Corporate Bullsh*t will turn readers cynical, in a good way, so that we can laugh when we hear, for example, Mark Zuckerberg saying in 2021 that social media has been found to have “positive mental-health benefits” and denying that Facebook could be “mak[ing] people angry or depressed” on the grounds that the “moral, business, and product incentives” all push the company in the other direction. Here is just another version of Alan Greenspan’s claim in 1963 that “it is in the self-interest of every businessman to have a reputation for honest dealing and a quality product.” And it’s just as much nonsense now as it was then, because of course it might be in Facebook’s self-interest to make people angry or depressed, if being angry keeps people hooked on the product. 

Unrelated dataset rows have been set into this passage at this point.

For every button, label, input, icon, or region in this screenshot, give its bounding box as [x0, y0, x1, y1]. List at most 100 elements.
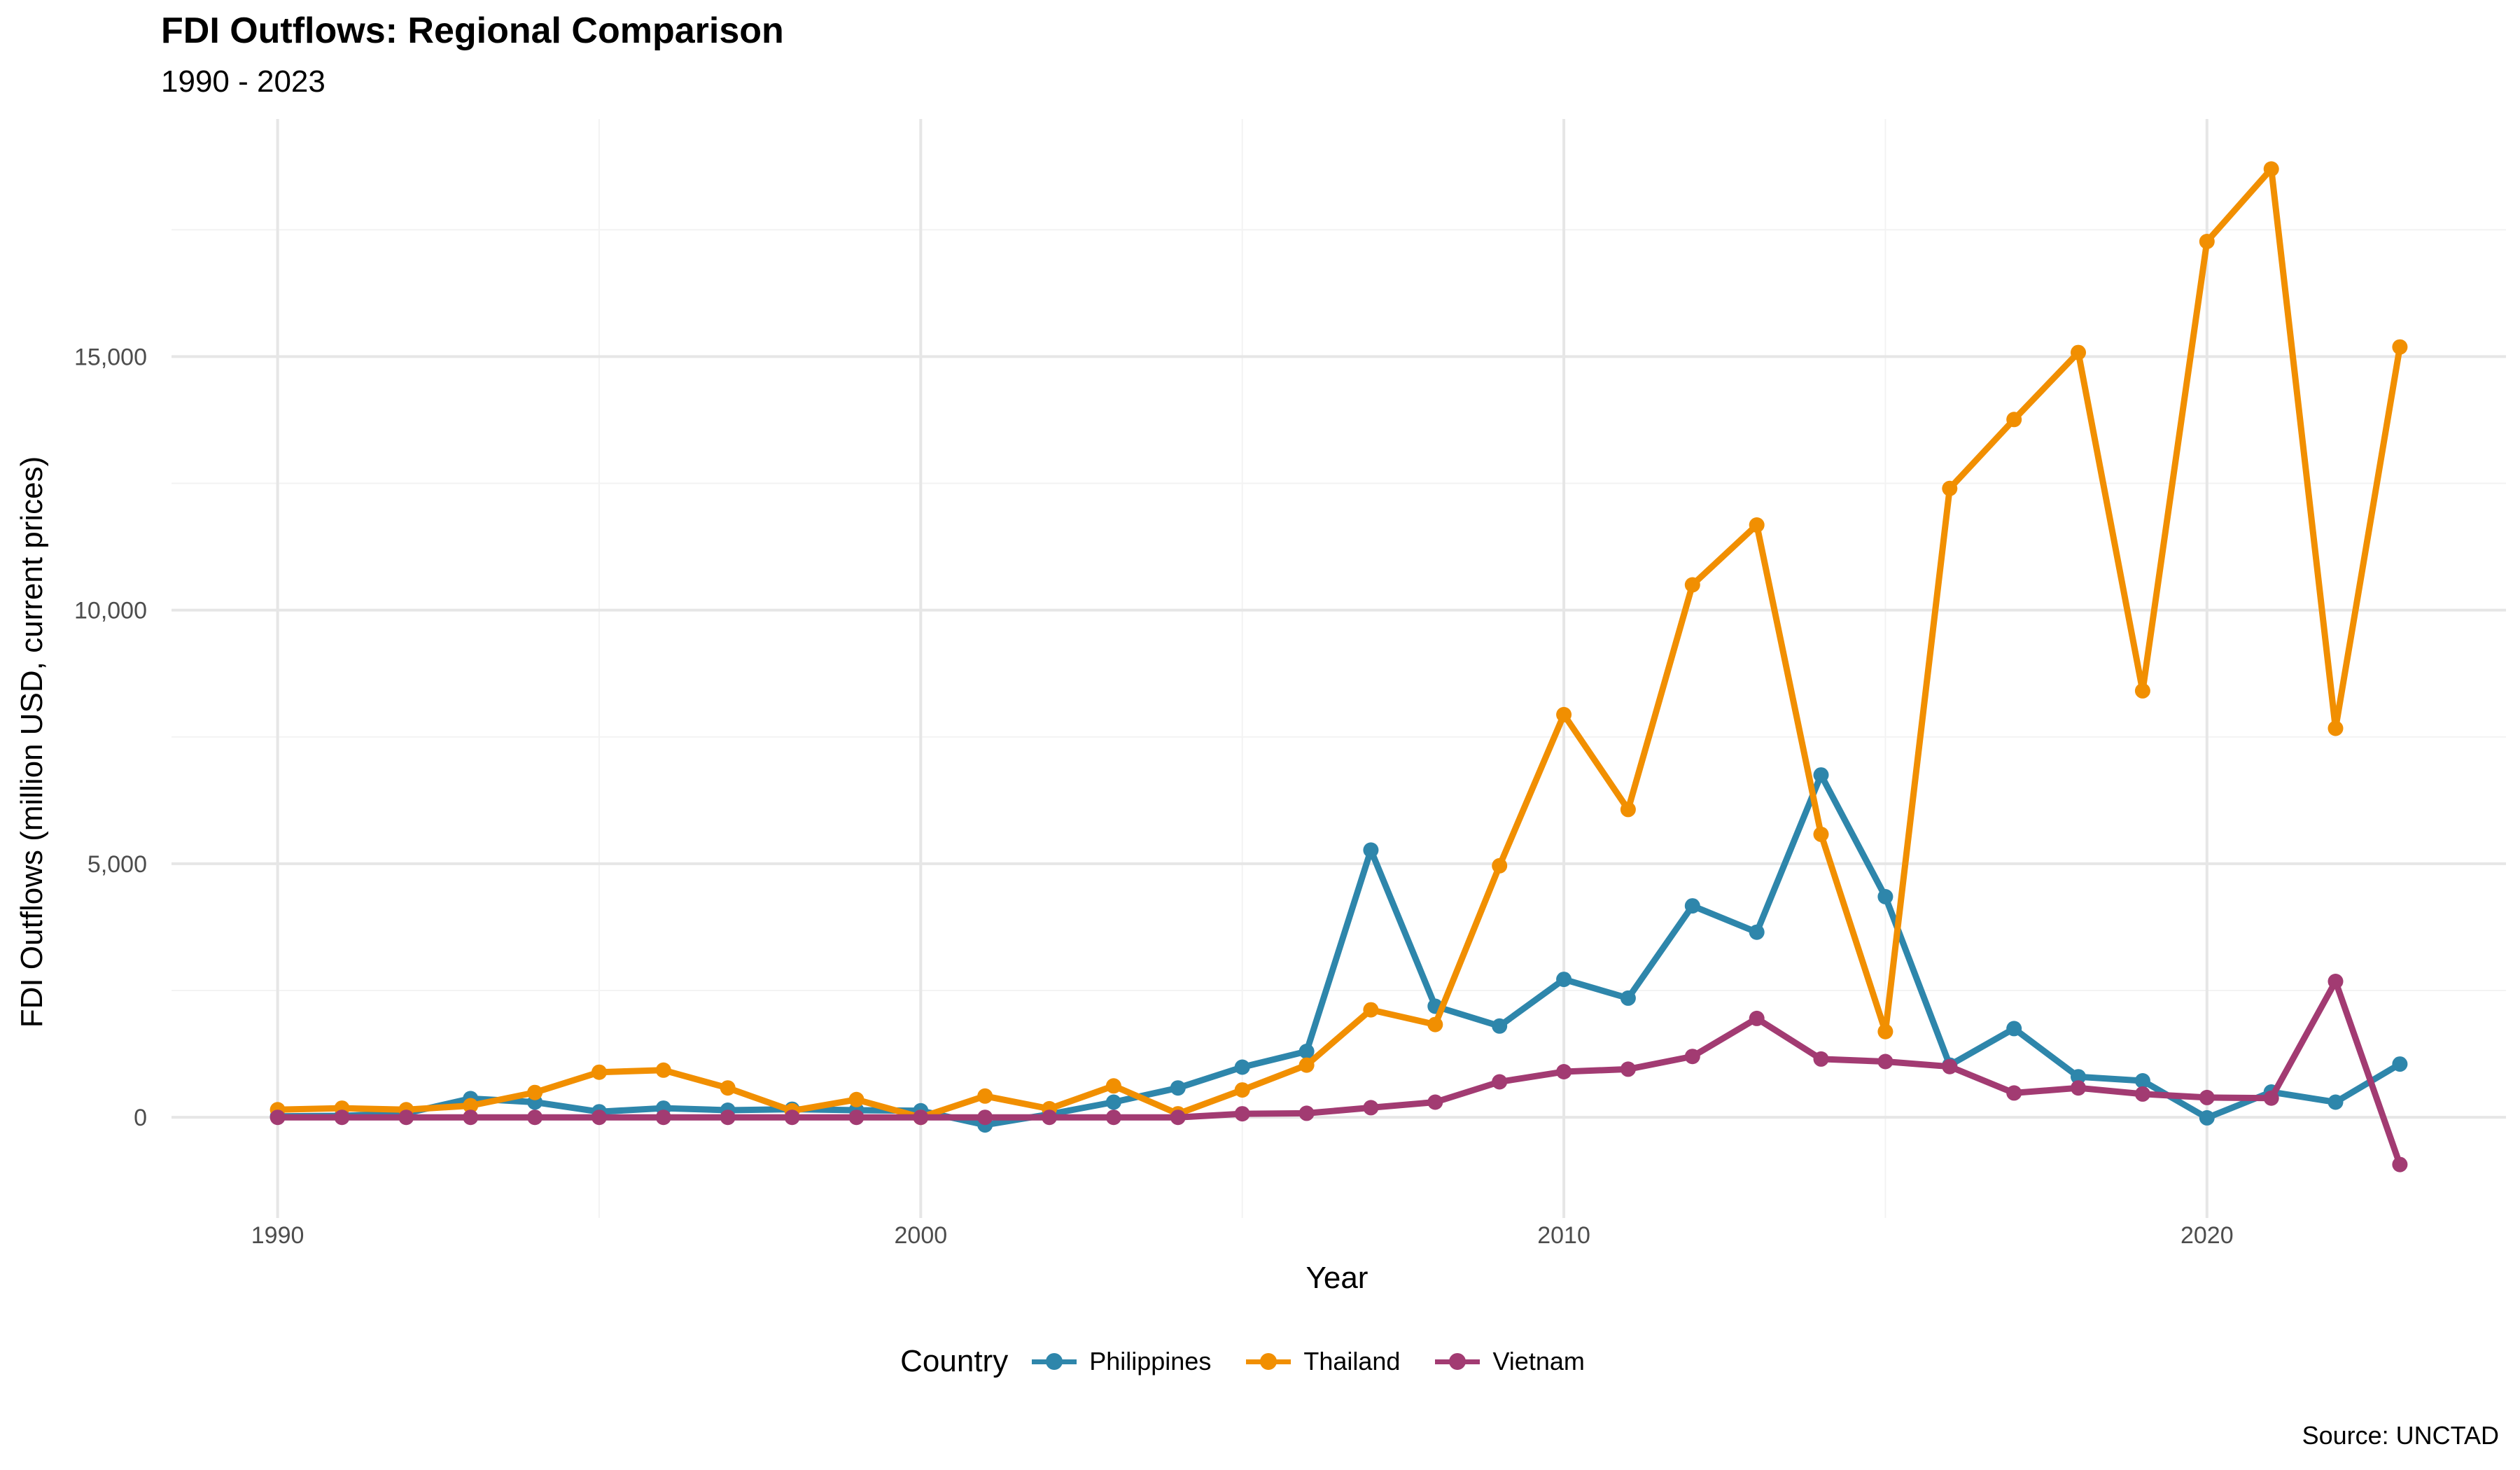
data-point-philippines [1298, 1044, 1315, 1059]
data-point-vietnam [1492, 1074, 1508, 1090]
data-point-thailand [1298, 1057, 1315, 1073]
data-point-thailand [1105, 1078, 1121, 1094]
data-point-philippines [1234, 1059, 1250, 1075]
data-point-vietnam [2006, 1085, 2022, 1101]
data-point-vietnam [1105, 1110, 1121, 1126]
data-point-philippines [1363, 842, 1379, 858]
data-point-philippines [2134, 1073, 2150, 1088]
data-point-thailand [977, 1088, 993, 1104]
data-point-vietnam [2199, 1089, 2215, 1105]
data-point-philippines [2328, 1094, 2344, 1110]
y-axis-tick-labels: 0 5,000 10,000 15,000 [74, 344, 147, 1131]
data-point-vietnam [1684, 1049, 1700, 1065]
legend: Country Philippines Thailand Vietnam [0, 1344, 2520, 1379]
legend-item-thailand: Thailand [1246, 1347, 1400, 1376]
data-point-vietnam [2263, 1090, 2279, 1106]
y-tick-label: 15,000 [74, 344, 147, 370]
data-point-thailand [527, 1084, 543, 1100]
data-point-philippines [1620, 990, 1636, 1006]
data-point-vietnam [2328, 974, 2344, 989]
data-point-vietnam [270, 1110, 286, 1126]
chart-title: FDI Outflows: Regional Comparison [161, 10, 784, 51]
data-point-thailand [1492, 858, 1508, 874]
data-point-thailand [1749, 517, 1765, 533]
data-point-thailand [2263, 161, 2279, 177]
legend-key-dot [1046, 1353, 1063, 1370]
data-point-vietnam [398, 1110, 414, 1126]
legend-key-thailand [1246, 1348, 1292, 1376]
data-point-vietnam [1042, 1110, 1058, 1126]
data-point-vietnam [1877, 1054, 1893, 1070]
data-point-thailand [1427, 1016, 1443, 1032]
series-line-thailand [277, 165, 2403, 1121]
y-tick-label: 0 [134, 1105, 147, 1131]
legend-item-philippines: Philippines [1032, 1347, 1211, 1376]
chart-subtitle: 1990 - 2023 [161, 64, 326, 99]
legend-key-dot [1449, 1353, 1466, 1370]
data-point-vietnam [720, 1110, 736, 1126]
legend-label-vietnam: Vietnam [1492, 1347, 1585, 1376]
data-point-vietnam [2071, 1080, 2086, 1096]
data-point-thailand [2392, 339, 2408, 355]
data-point-thailand [2006, 412, 2022, 428]
data-point-philippines [2071, 1069, 2086, 1085]
data-point-thailand [592, 1064, 607, 1080]
data-point-thailand [2134, 682, 2150, 699]
data-point-thailand [2199, 234, 2215, 249]
data-point-thailand [1684, 577, 1700, 593]
data-point-thailand [848, 1091, 864, 1107]
series-thailand [270, 161, 2408, 1126]
data-point-vietnam [784, 1110, 800, 1126]
legend-label-thailand: Thailand [1303, 1347, 1401, 1376]
data-point-philippines [2006, 1021, 2022, 1037]
data-point-vietnam [2134, 1086, 2150, 1102]
data-point-thailand [1234, 1082, 1250, 1098]
data-point-vietnam [848, 1110, 864, 1126]
data-point-vietnam [1170, 1110, 1186, 1126]
data-point-philippines [1556, 972, 1572, 988]
data-point-vietnam [1234, 1106, 1250, 1122]
data-point-vietnam [1556, 1064, 1572, 1079]
data-series [270, 161, 2408, 1172]
legend-item-vietnam: Vietnam [1435, 1347, 1585, 1376]
data-point-philippines [1877, 889, 1893, 904]
x-axis-tick-labels: 1990 2000 2010 2020 [251, 1222, 2234, 1249]
x-tick-label: 2000 [895, 1222, 948, 1249]
data-point-vietnam [592, 1110, 607, 1126]
x-axis-label: Year [1306, 1261, 1368, 1295]
data-point-vietnam [1363, 1100, 1379, 1116]
legend-key-philippines [1032, 1348, 1077, 1376]
data-point-vietnam [2392, 1156, 2408, 1172]
data-point-philippines [2199, 1110, 2215, 1126]
source-caption: Source: UNCTAD [2302, 1421, 2499, 1450]
data-point-vietnam [913, 1110, 929, 1126]
data-point-philippines [1749, 924, 1765, 940]
x-tick-label: 2020 [2180, 1222, 2234, 1249]
x-tick-label: 2010 [1537, 1222, 1590, 1249]
data-point-vietnam [1427, 1094, 1443, 1110]
data-point-philippines [1813, 767, 1829, 783]
x-tick-label: 1990 [251, 1222, 304, 1249]
data-point-philippines [1105, 1094, 1121, 1110]
data-point-vietnam [977, 1110, 993, 1126]
data-point-thailand [1363, 1002, 1379, 1018]
legend-label-philippines: Philippines [1089, 1347, 1212, 1376]
legend-key-vietnam [1435, 1348, 1480, 1376]
y-axis-label: FDI Outflows (million USD, current price… [15, 456, 49, 1028]
series-line-philippines [277, 771, 2402, 1128]
series-vietnam [270, 974, 2408, 1172]
data-point-vietnam [1298, 1105, 1315, 1121]
data-point-thailand [720, 1080, 736, 1096]
data-point-thailand [1877, 1023, 1893, 1040]
data-point-vietnam [1942, 1058, 1958, 1074]
data-point-philippines [1492, 1018, 1508, 1034]
data-point-thailand [2071, 344, 2086, 360]
data-point-thailand [655, 1062, 671, 1078]
data-point-vietnam [1813, 1051, 1829, 1067]
data-point-thailand [1942, 480, 1958, 496]
y-tick-label: 10,000 [74, 598, 147, 624]
data-point-thailand [2328, 720, 2344, 736]
data-point-vietnam [463, 1110, 479, 1126]
data-point-thailand [1813, 826, 1829, 842]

We now face, as the authors note, a world-threatening calamity in the form of climate change. “Climate change,” they write “is where the It’s Not A Problem mindset might end up doing the most catastrophic damage of all.” Corporate bullshit endangers lives, and the harms done by Big Tobacco pale next to the potential costs of the climate catastrophe created by the fossil fuel industry. Developing an eye for bullshit, and steeling oneself against it, could not be more urgent.